Some (as in, the vast majority) have priorities beyond MAX PERFORMANCE. If you've got enough money to constantly replace your fast wearing summer tires and live in a place where they won't kill you, more power to you. Most of us don't.
Few questions, as we seem to have deviated from specific brands to tire types more generally:
1. Don't you keep a separate set of cheapo wheels with dedicated winter tires? I do here in PA, and I'd have thought that'd be even more advantageous in SD. I know some people's living situations don't permit keeping a whole other set around, but I don't get the impression that that's the norm for people who participate in these discussions. Could be wrong.

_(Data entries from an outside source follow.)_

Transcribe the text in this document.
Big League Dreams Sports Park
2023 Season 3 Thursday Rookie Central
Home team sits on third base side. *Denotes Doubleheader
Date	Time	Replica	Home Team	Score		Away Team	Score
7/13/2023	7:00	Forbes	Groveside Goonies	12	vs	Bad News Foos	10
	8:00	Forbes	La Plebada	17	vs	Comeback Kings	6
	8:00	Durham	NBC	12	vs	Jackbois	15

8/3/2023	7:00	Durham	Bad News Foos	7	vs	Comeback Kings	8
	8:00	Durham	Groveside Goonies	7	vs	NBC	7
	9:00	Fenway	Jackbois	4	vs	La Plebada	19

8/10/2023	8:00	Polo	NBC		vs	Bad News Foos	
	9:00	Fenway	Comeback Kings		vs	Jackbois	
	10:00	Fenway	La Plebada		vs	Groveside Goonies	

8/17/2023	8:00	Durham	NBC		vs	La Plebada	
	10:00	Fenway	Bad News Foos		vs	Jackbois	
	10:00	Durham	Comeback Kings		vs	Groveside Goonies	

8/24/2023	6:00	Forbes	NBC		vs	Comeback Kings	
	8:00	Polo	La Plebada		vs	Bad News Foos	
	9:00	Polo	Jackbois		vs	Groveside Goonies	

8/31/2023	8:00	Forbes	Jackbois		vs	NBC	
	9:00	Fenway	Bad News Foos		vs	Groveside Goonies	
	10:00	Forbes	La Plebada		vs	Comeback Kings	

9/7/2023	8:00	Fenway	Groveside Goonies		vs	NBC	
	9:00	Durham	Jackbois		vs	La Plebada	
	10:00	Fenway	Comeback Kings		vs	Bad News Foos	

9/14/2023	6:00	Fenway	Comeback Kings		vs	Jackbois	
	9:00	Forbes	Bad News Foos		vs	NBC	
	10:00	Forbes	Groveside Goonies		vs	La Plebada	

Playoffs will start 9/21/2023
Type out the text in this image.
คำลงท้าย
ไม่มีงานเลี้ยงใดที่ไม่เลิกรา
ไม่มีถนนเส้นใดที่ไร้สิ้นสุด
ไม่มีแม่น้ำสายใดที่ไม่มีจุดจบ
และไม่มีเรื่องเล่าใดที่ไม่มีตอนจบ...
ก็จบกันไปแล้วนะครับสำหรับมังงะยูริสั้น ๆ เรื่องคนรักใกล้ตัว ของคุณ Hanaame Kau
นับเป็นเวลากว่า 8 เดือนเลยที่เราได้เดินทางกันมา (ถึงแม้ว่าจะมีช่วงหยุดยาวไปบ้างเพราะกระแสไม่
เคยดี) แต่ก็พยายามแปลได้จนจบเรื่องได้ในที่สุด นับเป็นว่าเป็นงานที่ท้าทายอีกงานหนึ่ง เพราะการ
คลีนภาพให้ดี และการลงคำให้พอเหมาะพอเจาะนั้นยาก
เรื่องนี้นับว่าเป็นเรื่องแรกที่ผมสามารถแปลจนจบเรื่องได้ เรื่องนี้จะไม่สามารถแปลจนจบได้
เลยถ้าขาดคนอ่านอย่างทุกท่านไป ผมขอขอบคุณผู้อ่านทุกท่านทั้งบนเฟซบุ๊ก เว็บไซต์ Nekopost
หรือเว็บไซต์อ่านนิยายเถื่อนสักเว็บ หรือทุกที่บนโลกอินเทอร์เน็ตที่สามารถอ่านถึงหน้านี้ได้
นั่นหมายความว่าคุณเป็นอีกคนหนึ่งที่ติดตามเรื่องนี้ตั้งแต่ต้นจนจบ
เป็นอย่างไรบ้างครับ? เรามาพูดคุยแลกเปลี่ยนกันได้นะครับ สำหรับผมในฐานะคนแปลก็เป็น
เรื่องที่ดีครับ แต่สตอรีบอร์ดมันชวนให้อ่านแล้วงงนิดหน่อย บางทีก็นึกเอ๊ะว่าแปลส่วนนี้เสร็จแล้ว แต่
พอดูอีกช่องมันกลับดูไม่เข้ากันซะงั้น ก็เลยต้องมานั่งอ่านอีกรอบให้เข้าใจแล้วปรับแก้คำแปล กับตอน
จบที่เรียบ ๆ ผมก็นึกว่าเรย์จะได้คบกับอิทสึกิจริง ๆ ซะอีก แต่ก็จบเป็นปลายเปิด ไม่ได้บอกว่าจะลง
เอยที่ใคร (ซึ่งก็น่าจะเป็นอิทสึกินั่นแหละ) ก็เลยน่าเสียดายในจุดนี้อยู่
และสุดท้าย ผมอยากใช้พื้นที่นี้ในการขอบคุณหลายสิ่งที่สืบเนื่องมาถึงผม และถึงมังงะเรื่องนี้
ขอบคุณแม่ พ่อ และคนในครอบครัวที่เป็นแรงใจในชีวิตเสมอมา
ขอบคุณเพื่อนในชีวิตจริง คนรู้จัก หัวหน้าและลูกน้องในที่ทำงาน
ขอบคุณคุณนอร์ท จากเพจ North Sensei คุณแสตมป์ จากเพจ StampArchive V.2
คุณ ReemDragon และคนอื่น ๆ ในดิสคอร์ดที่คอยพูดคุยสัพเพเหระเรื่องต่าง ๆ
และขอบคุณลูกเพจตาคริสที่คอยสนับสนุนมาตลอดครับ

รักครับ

2. Have you actually tried to calculate per-mile costs on different tires and then compare those costs to your car's overall per-mile costs? I have, and I usually find that even the difference between best-in-class and total crap is almost negligible. And when one tire gives you 30,000 completely usable miles, and the other one "lasts longer" but starts at a lower traction level and goes way downhill by that mileage, the value proposition doesn't always work out the way one might think by just looking at dollars and miles.
3. Your sig says you drive a Mazda3, not a Corolla or something else cheaper and duller, so I'm guessing you're someone who understands and respects the value of good dynamics in a car completely apart from "performance". I'm sure you know traction isn't only for sports cars, and that there's a lot more to a high-end tire than just straight-up grip. Yet I notice you seem to be blowing off tires with those traits as being only for the kind of car you don't have. Why is that?
1. I don't have a set of winter wheels for this particular car, no, and as of now (I've only had it for a few months) I just have the snow tires, but I am planning on swapping them out when the weather clears up. The problem is what happens if I get caught out by an early or late storm before I have the snow tires on for the year. If I have summer hi-po tires, I could quite literally be killed. With a performance all-season, I may have a few white knuckle moments, but I'd be fine.
2 and 3. The issue is that there are lots of tires that are entirely adequate for the majority of drivers on public roads that are much, much cheaper, and often much longer lasting. Racing is a different application, of course, but not one applicable to the majority of drivers. The fact is, it doesn't matter if the expensive tires will let me take the corner at 65 if the speed limit is only 45. On a public road, with a car that isn't particularly fast anyway, I don't really gain much from the expensive tires, especially when I could only run them for 3-4 months anyway,
Just do what i do then. Run three sets of tires. Each set sees about 4 months/year. Summer, winter and intermediate. The Nokian WRG3 makes a great intermediate tire. I also have a forth set of tires that are track only.